The best muscle building foods fall into two groups protein and carbohydrates.
When eating to gain muscle you first want to make sure that you are bringing in 1.5 to 2 gram of protein per pound of body weight. This amount of protein is essential. Most people cut there gains short by missing the crucial element of their nutritional needs when it comes to putting on muscle. This may seem like a lot of protein but if you supplement with a couple of shakes through the day is pretty easy to get that number up.
Muscle is made up of protein and it needs lots of it to grow. Eat lost of lean beef, chicken, and all kinds of fish are great. Nuts, cheese and other milk products are high in protein as well but watch out for the high fat content if you don’t want to put on extra fat. It’s usually OK to have these types of foods in moderation but use the lean meats and fish for your main source.
When you combine the best muscle building foods your results are accelerated.
Don’t forget about the best source of protein available is eggs. Just remember to take it easy on the yolks that’s where all the fat and cholesterol is so chuck the yolks and go get those chickens working and eat some eggs.
Carbohydrates – poor carbohydrates have really taken a beating in the last couple of years. All the low carb diets and carb free products I think have finally passed. Sure these diets can help you lose weight fast but they are not sustainable.Carbohydrates are you bodies principal source of fuel they give the energy for weight training sessions and are also needed for recuperation as well as muscle growth. When you eat carbohydrates your body triggers an insulin release that helps to transport the amino acids and cabs into the muscle cells. It is crucial when you are weight training to get a sufficient amount of carbohydrates before and after your workouts.

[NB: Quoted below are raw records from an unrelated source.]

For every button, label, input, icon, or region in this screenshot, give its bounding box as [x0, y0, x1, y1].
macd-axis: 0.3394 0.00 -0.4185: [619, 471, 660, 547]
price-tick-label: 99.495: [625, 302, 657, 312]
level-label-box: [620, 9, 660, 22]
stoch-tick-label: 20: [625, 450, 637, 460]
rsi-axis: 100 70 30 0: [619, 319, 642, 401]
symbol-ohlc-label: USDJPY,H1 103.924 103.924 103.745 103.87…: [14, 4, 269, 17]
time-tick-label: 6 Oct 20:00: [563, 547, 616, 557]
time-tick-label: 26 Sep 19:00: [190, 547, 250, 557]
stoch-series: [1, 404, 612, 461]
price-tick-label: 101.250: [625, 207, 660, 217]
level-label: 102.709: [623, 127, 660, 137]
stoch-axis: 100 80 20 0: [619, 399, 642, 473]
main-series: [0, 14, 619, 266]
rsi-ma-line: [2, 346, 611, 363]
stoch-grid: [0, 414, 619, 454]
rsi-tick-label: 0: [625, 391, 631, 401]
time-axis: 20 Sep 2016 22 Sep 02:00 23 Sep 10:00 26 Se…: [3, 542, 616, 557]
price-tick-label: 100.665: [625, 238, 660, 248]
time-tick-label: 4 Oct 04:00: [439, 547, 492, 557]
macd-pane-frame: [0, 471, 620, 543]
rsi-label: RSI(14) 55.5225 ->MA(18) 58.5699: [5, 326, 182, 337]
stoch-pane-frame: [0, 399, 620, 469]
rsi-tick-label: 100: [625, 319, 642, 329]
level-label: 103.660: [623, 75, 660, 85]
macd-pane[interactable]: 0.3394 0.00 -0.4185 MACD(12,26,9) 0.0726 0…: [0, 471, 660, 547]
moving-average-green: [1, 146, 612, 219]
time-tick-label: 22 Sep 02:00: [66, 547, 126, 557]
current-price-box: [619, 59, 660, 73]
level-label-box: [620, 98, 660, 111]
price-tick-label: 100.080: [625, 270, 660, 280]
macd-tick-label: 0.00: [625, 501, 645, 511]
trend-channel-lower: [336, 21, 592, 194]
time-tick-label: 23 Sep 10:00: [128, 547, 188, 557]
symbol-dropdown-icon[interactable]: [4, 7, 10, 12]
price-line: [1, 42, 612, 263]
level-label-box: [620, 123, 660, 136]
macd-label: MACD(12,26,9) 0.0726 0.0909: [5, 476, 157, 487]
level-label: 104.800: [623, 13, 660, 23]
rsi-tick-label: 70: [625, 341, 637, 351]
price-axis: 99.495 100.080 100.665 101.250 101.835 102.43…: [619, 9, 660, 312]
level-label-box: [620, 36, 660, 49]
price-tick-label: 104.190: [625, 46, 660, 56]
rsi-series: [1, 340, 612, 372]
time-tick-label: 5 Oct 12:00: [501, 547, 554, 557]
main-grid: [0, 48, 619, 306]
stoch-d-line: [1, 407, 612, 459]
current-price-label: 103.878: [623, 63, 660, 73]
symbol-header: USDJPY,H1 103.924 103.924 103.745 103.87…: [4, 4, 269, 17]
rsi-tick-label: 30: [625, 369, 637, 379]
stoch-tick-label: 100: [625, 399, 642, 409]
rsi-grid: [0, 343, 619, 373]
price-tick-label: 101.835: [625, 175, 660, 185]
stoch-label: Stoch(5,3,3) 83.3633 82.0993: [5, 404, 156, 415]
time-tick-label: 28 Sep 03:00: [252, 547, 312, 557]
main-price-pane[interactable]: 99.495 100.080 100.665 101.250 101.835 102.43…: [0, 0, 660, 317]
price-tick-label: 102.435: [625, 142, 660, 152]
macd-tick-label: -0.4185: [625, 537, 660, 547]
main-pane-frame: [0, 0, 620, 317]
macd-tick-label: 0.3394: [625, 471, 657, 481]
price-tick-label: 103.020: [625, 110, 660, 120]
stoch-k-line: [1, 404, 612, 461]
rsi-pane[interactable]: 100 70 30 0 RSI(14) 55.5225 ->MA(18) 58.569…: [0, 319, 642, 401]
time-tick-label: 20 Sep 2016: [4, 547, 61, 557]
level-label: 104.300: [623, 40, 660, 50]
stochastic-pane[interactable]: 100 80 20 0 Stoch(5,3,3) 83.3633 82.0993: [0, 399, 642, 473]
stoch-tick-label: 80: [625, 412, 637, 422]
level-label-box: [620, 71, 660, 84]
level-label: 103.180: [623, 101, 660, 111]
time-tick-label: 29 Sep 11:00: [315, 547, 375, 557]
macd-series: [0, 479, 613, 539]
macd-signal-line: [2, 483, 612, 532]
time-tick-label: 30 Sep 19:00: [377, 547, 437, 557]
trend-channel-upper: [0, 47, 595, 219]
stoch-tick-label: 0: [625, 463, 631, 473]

Carbohydrates also allow your body to spare protein. This allows more of your protein to be used for muscle building instead of being used for energy requirements when there is a lack of carbohydrates. What most people don’t understand is carbohydrates are converted to blood sugar during digestion. This isn’t a problem as long as your glycogen stores have room for the excess carbohydrates but if these stores are full then the excess calories or carbohydrates will be stored as fat.
The best muscle building foods will help build size and strength.
When you are training for size and strength is important to eat lots of carbohydrates. It is much more difficult to put on lean hard muscle when you are following a low carb diet. Just be careful about what type of carbs you are putting into your body. Your should limit refined sugars with a glycemic index above 50. It is best to get your carbohydrates from fruits, vegetables and whole grains. The majority of your carbs should be consumed earlier in the day. This way they will be burned as you are more active at this time. It’s a recipe for weight gain if you are eating lots of carbs late at night especially before bed. Your body is going to store all of these extra carbs as fat.
A cardinal rule for anyone training with weights and trying to put on some mass is to consume a high glycemic carb with protein immediately after your workout.
Remember train hard and feed the machine. It’s simple science!